The One About Synthetic Data & Evals
As AI systems grow in scale and complexity, understanding how to generate better data and evaluate models effectively becomes critical. Join us to explore how systematic evaluation from data synthesis to model reasoning can enable more transparent, reliable, and adaptive AI development.
More About the Sharings
Anshu (AI & Data Privacy Research Engineer, GovTech) will present insights from GovTech’s Data Practice team’s new Synthetic Data Primer, explaining what synthetic data is and why it matters, how it’s created (from classical methods to LLM-driven approaches), and how to evaluate its quality and privacy. The talk highlights practical workflows, multi-dimensional evaluation, and layered privacy-risk assessment, with real-world use cases, challenges, and emerging trends shaping responsible adoption across agencies and industry. (Technical Level: 100 -200)
Tham Zheng Kang (Data Scientist, CareerKaki) will be sharing on LLM Model Benchmarking for CareerKaki, a career chatbot that aims to provide an easy, personalized, and trustworthy way to think about careers. Through careful metric choices and deliberate methodology planning, discover how evaluation goes beyond an academic exercise, tying the technical elements closely into the product objectives in order to provide tailored insights into what works for the product. (Technical Level: 200)
Saran Subramanian (Founder, Aqumen.ai) will discuss dynamic benchmarks and their importance in evaluating model performance. The talk will trace how creative reward design has enabled assessment of qualitative outputs such as summaries and touch upon how pedagogical principles can inform evaluation design. Future directions for adaptive evaluation in the evolving AI landscape will be woven throughout. (Technical Level: 200)

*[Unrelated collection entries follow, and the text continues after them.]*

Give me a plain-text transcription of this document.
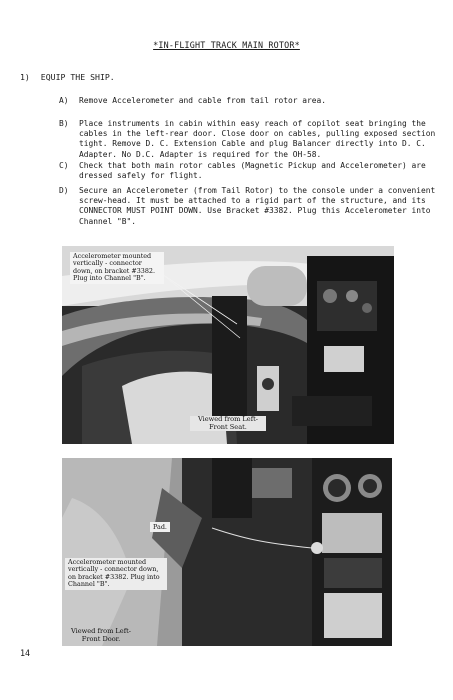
*IN-FLIGHT TRACK MAIN ROTOR*
1) EQUIP THE SHIP.
A) Remove Accelerometer and cable from tail rotor area.
B) Place instruments in cabin within easy reach of copilot seat bringing the cables in the left-rear door. Close door on cables, pulling exposed section tight. Remove D. C. Extension Cable and plug Balancer directly into D. C. Adapter. No D.C. Adapter is required for the OH-58.
C) Check that both main rotor cables (Magnetic Pickup and Accelerometer) are dressed safely for flight.
D) Secure an Accelerometer (from Tail Rotor) to the console under a convenient screw-head. It must be attached to a rigid part of the structure, and its CONNECTOR MUST POINT DOWN. Use Bracket #3382. Plug this Accelerometer into Channel "B".
Accelerometer mounted vertically - connector down, on bracket #3382. Plug into Channel "B".
Viewed from Left-Front Seat.
Pad.
Accelerometer mounted vertically - connector down, on bracket #3382. Plug into Channel "B".
Viewed from Left-Front Door.
14
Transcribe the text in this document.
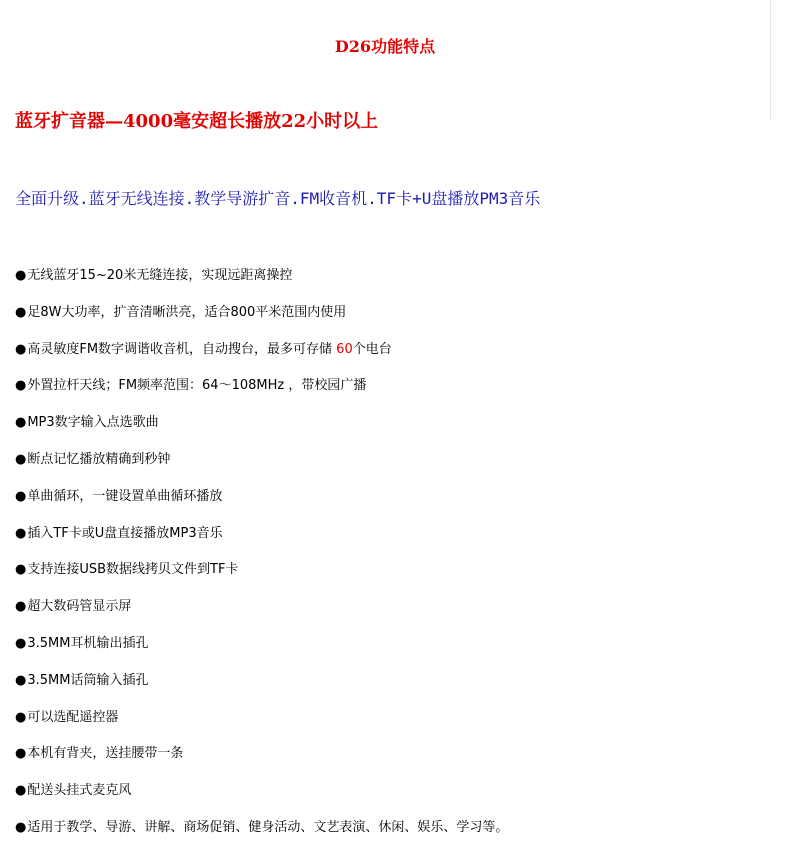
D26功能特点
蓝牙扩音器—4000毫安超长播放22小时以上
全面升级.蓝牙无线连接.教学导游扩音.FM收音机.TF卡+U盘播放PM3音乐
●无线蓝牙15~20米无缝连接，实现远距离操控
●足8W大功率，扩音清晰洪亮，适合800平米范围内使用
●高灵敏度FM数字调谐收音机，自动搜台，最多可存储 60个电台
●外置拉杆天线；FM频率范围：64～108MHz ，带校园广播
●MP3数字输入点选歌曲
●断点记忆播放精确到秒钟
●单曲循环，一键设置单曲循环播放
●插入TF卡或U盘直接播放MP3音乐
●支持连接USB数据线拷贝文件到TF卡
●超大数码管显示屏
●3.5MM耳机输出插孔
●3.5MM话筒输入插孔
●可以选配遥控器
●本机有背夹，送挂腰带一条
●配送头挂式麦克风
●适用于教学、导游、讲解、商场促销、健身活动、文艺表演、休闲、娱乐、学习等。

Struggling to build stakeholder trust when testing LLM application safety? The AI Verify Foundation product team will share how they're revamping Project Moonshot to address key challenges: dataset selection, LLM-as-judge reliability, and variance in test results. Get an early preview of the next version and learn how it helps business owners and data scientists meet IMDA's benchmark testing recommendations while building high-trust evaluation processes. (Technical Level: 100)
More About the Speakers
Anshu is an AI and Data Privacy Research Engineer at Government Technology Agency (GovTech), Singapore. Before joining GovTech, her research focused on the intersection of computer vision and privacy at the NUS Centre for Research in Privacy Technologies. She holds a Master’s degree in AI from the National University of Singapore and enjoys building practical, user-centric privacy solutions for the public sector by putting research into practice.

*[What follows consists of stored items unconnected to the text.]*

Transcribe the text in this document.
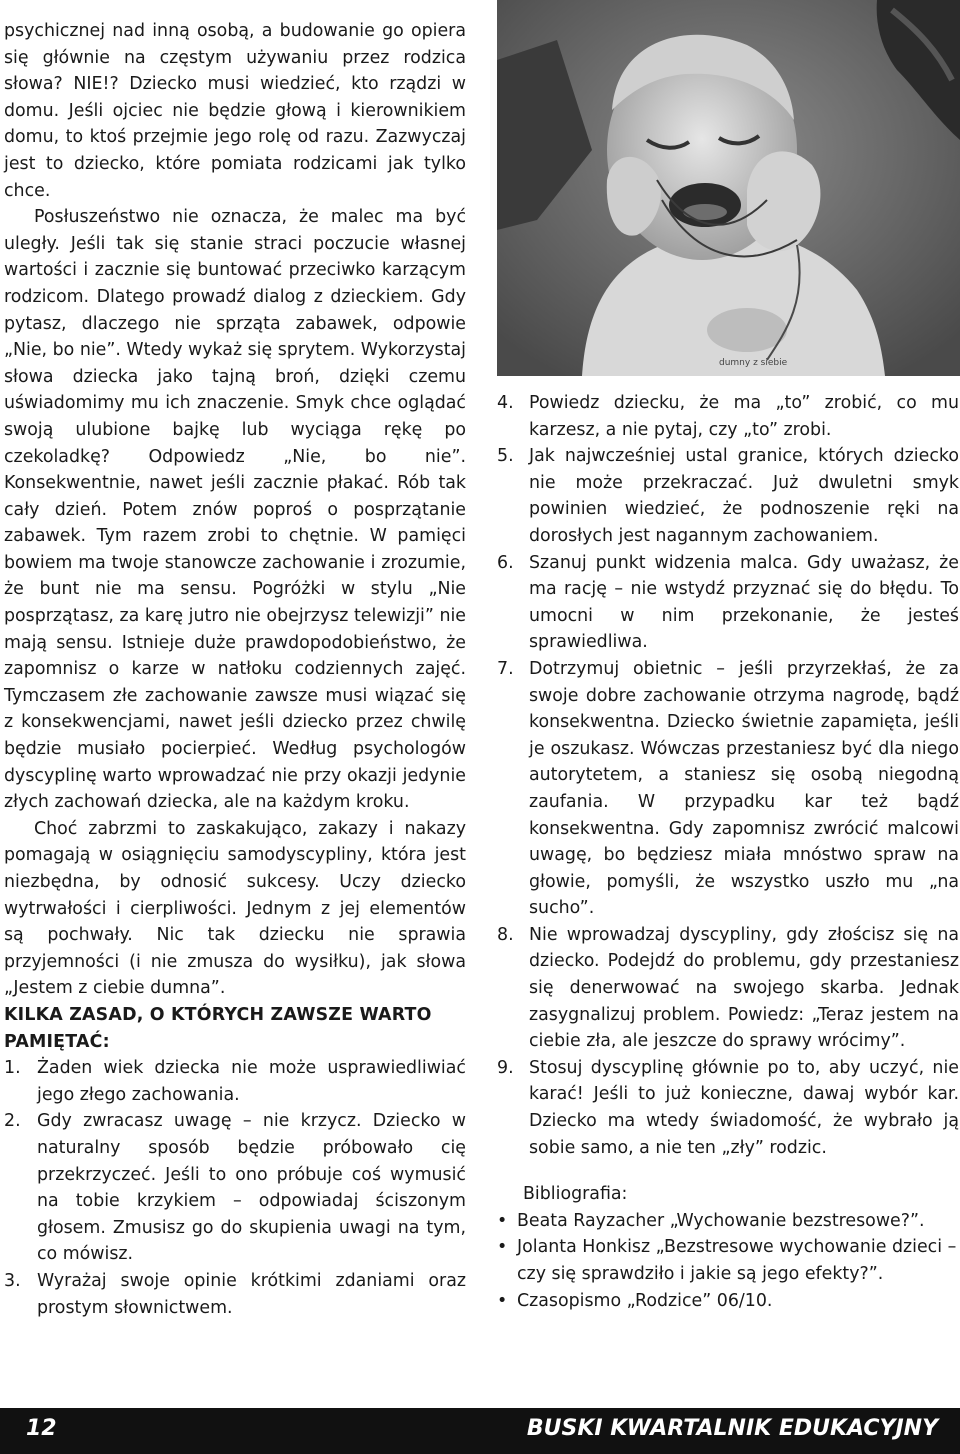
dumny z siebie

psychicznej nad inną osobą, a budowanie go opiera się głównie na częstym używaniu przez rodzica słowa? NIE!? Dziecko musi wiedzieć, kto rządzi w domu. Jeśli ojciec nie będzie głową i kierownikiem domu, to ktoś przejmie jego rolę od razu. Zazwyczaj jest to dziecko, które pomiata rodzicami jak tylko chce.

Posłuszeństwo nie oznacza, że malec ma być uległy. Jeśli tak się stanie straci poczucie własnej wartości i zacznie się buntować przeciwko karzącym rodzicom. Dlatego prowadź dialog z dzieckiem. Gdy pytasz, dlaczego nie sprząta zabawek, odpowie „Nie, bo nie”. Wtedy wykaż się sprytem. Wykorzystaj słowa dziecka jako tajną broń, dzięki czemu uświadomimy mu ich znaczenie. Smyk chce oglądać swoją ulubione bajkę lub wyciąga rękę po czekoladkę? Odpowiedz „Nie, bo nie”. Konsekwentnie, nawet jeśli zacznie płakać. Rób tak cały dzień. Potem znów poproś o posprzątanie zabawek. Tym razem zrobi to chętnie. W pamięci bowiem ma twoje stanowcze zachowanie i zrozumie, że bunt nie ma sensu. Pogróżki w stylu „Nie posprzątasz, za karę jutro nie obejrzysz telewizji” nie mają sensu. Istnieje duże prawdopodobieństwo, że zapomnisz o karze w natłoku codziennych zajęć. Tymczasem złe zachowanie zawsze musi wiązać się z konsekwencjami, nawet jeśli dziecko przez chwilę będzie musiało pocierpieć. Według psychologów dyscyplinę warto wprowadzać nie przy okazji jedynie złych zachowań dziecka, ale na każdym kroku.

Choć zabrzmi to zaskakująco, zakazy i nakazy pomagają w osiągnięciu samodyscypliny, która jest niezbędna, by odnosić sukcesy. Uczy dziecko wytrwałości i cierpliwości. Jednym z jej elementów są pochwały. Nic tak dziecku nie sprawia przyjemności (i nie zmusza do wysiłku), jak słowa „Jestem z ciebie dumna”.

KILKA ZASAD, O KTÓRYCH ZAWSZE WARTO PAMIĘTAĆ:

1. Żaden wiek dziecka nie może usprawiedliwiać jego złego zachowania.
2. Gdy zwracasz uwagę – nie krzycz. Dziecko w naturalny sposób będzie próbowało cię przekrzyczeć. Jeśli to ono próbuje coś wymusić na tobie krzykiem – odpowiadaj ściszonym głosem. Zmusisz go do skupienia uwagi na tym, co mówisz.
3. Wyrażaj swoje opinie krótkimi zdaniami oraz prostym słownictwem.
4. Powiedz dziecku, że ma „to” zrobić, co mu karzesz, a nie pytaj, czy „to” zrobi.
5. Jak najwcześniej ustal granice, których dziecko nie może przekraczać. Już dwuletni smyk powinien wiedzieć, że podnoszenie ręki na dorosłych jest nagannym zachowaniem.
6. Szanuj punkt widzenia malca. Gdy uważasz, że ma rację – nie wstydź przyznać się do błędu. To umocni w nim przekonanie, że jesteś sprawiedliwa.
7. Dotrzymuj obietnic – jeśli przyrzekłaś, że za swoje dobre zachowanie otrzyma nagrodę, bądź konsekwentna. Dziecko świetnie zapamięta, jeśli je oszukasz. Wówczas przestaniesz być dla niego autorytetem, a staniesz się osobą niegodną zaufania. W przypadku kar też bądź konsekwentna. Gdy zapomnisz zwrócić malcowi uwagę, bo będziesz miała mnóstwo spraw na głowie, pomyśli, że wszystko uszło mu „na sucho”.
8. Nie wprowadzaj dyscypliny, gdy złościsz się na dziecko. Podejdź do problemu, gdy przestaniesz się denerwować na swojego skarba. Jednak zasygnalizuj problem. Powiedz: „Teraz jestem na ciebie zła, ale jeszcze do sprawy wrócimy”.
9. Stosuj dyscyplinę głównie po to, aby uczyć, nie karać! Jeśli to już konieczne, dawaj wybór kar. Dziecko ma wtedy świadomość, że wybrało ją sobie samo, a nie ten „zły” rodzic.

Bibliografia:

• Beata Rayzacher „Wychowanie bezstresowe?”.
• Jolanta Honkisz „Bezstresowe wychowanie dzieci – czy się sprawdziło i jakie są jego efekty?”.
• Czasopismo „Rodzice” 06/10.
12	BUSKI KWARTALNIK EDUKACYJNY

Tham Zheng Kang is a product Data Scientist for CareerKaki. He implements the LLM related features and performs the evaluation and analytics functions for the team. Previously, he led data science projects at MOE, from engaging business divisions to scoping and executing them, with the aim of enhancing student outcomes.

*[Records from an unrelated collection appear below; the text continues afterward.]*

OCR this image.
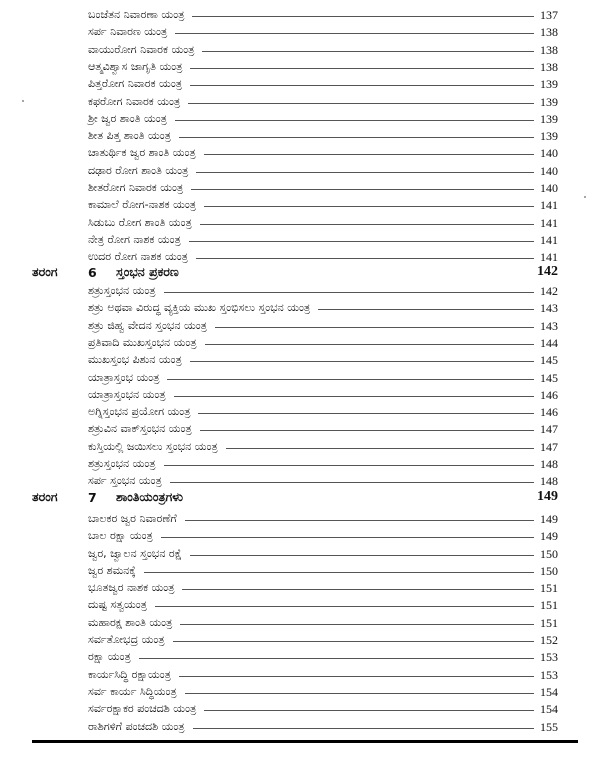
ಬಂಜೆತನ ನಿವಾರಣಾ ಯಂತ್ರ	137
ಸರ್ಪ ನಿವಾರಣ ಯಂತ್ರ	138
ವಾಯುರೋಗ ನಿವಾರಕ ಯಂತ್ರ	138
ಆತ್ಮವಿಶ್ವಾಸ ಜಾಗೃತಿ ಯಂತ್ರ	138
ಪಿತ್ತರೋಗ ನಿವಾರಕ ಯಂತ್ರ	139
ಕಫರೋಗ ನಿವಾರಕ ಯಂತ್ರ	139
ಶ್ರೀ ಜ್ವರ ಶಾಂತಿ ಯಂತ್ರ	139
ಶೀತ ಪಿತ್ತ ಶಾಂತಿ ಯಂತ್ರ	139
ಚಾತುರ್ಥಿಕ ಜ್ವರ ಶಾಂತಿ ಯಂತ್ರ	140
ದಢಾರ ರೋಗ ಶಾಂತಿ ಯಂತ್ರ	140
ಶೀತರೋಗ ನಿವಾರಕ ಯಂತ್ರ	140
ಕಾಮಾಲೆ ರೋಗ-ನಾಶಕ ಯಂತ್ರ	141
ಸಿಡುಬು ರೋಗ ಶಾಂತಿ ಯಂತ್ರ	141
ನೇತ್ರ ರೋಗ ನಾಶಕ ಯಂತ್ರ	141
ಉದರ ರೋಗ ನಾಶಕ ಯಂತ್ರ	141
ತರಂಗ	6	ಸ್ತಂಭನ ಪ್ರಕರಣ	142
ಶತ್ರುಸ್ತಂಭನ ಯಂತ್ರ	142
ಶತ್ರು ಅಥವಾ ವಿರುದ್ಧ ವ್ಯಕ್ತಿಯ ಮುಖ ಸ್ತಂಭಿಸಲು ಸ್ತಂಭನ ಯಂತ್ರ	143
ಶತ್ರು ಜಿಹ್ವ ವೇದನ ಸ್ತಂಭನ ಯಂತ್ರ	143
ಪ್ರತಿವಾದಿ ಮುಖಸ್ತಂಭನ ಯಂತ್ರ	144
ಮುಖಸ್ತಂಭ ಪಿಶುನ ಯಂತ್ರ	145
ಯಾತ್ರಾಸ್ತಂಭ ಯಂತ್ರ	145
ಯಾತ್ರಾಸ್ತಂಭನ ಯಂತ್ರ	146
ಅಗ್ನಿಸ್ತಂಭನ ಪ್ರಯೋಗ ಯಂತ್ರ	146
ಶತ್ರುವಿನ ವಾಕ್‌ಸ್ತಂಭನ ಯಂತ್ರ	147
ಕುಸ್ತಿಯಲ್ಲಿ ಜಯಿಸಲು ಸ್ತಂಭನ ಯಂತ್ರ	147
ಶತ್ರುಸ್ತಂಭನ ಯಂತ್ರ	148
ಸರ್ಪ ಸ್ತಂಭನ ಯಂತ್ರ	148
ತರಂಗ	7	ಶಾಂತಿಯಂತ್ರಗಳು	149
ಬಾಲಕರ ಜ್ವರ ನಿವಾರಣೆಗೆ	149
ಬಾಲ ರಕ್ಷಾ ಯಂತ್ರ	149
ಜ್ವರ, ಜ್ವಾಲನ ಸ್ತಂಭನ ರಕ್ಷೆ	150
ಜ್ವರ ಶಮನಕ್ಕೆ	150
ಭೂತಜ್ವರ ನಾಶಕ ಯಂತ್ರ	151
ದುಷ್ಟ ಸತ್ವಯಂತ್ರ	151
ಮಹಾರಕ್ಷ ಶಾಂತಿ ಯಂತ್ರ	151
ಸರ್ವತೋಭದ್ರ ಯಂತ್ರ	152
ರಕ್ಷಾ ಯಂತ್ರ	153
ಕಾರ್ಯಸಿದ್ಧಿ ರಕ್ಷಾಯಂತ್ರ	153
ಸರ್ವ ಕಾರ್ಯ ಸಿದ್ಧಿಯಂತ್ರ	154
ಸರ್ವರಕ್ಷಾಕರ ಪಂಚದಶಿ ಯಂತ್ರ	154
ರಾಶಿಗಳಿಗೆ ಪಂಚದಶಿ ಯಂತ್ರ	155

Saran Subramanian is the founder of Aqumen.ai, an agentic AI-powered assessment platform that measures conceptual mastery by having users detect errors in AI-generated code or reasoning. He previously led the AI team at a funded gifting and e-commerce startup, an early B2C adopter of LLMs. Saran engages deeply with research and safety as an ICLR 2025 attendee and participant in the inaugural Singapore satellite of the ARENA program (RECAP). He studied mathematics at the University of Chicago, developed machine learning skills through MIT's MicroMasters Program in Statistics and Data Science, and holds a Master's in Data Science from the University of Colorado, Boulder.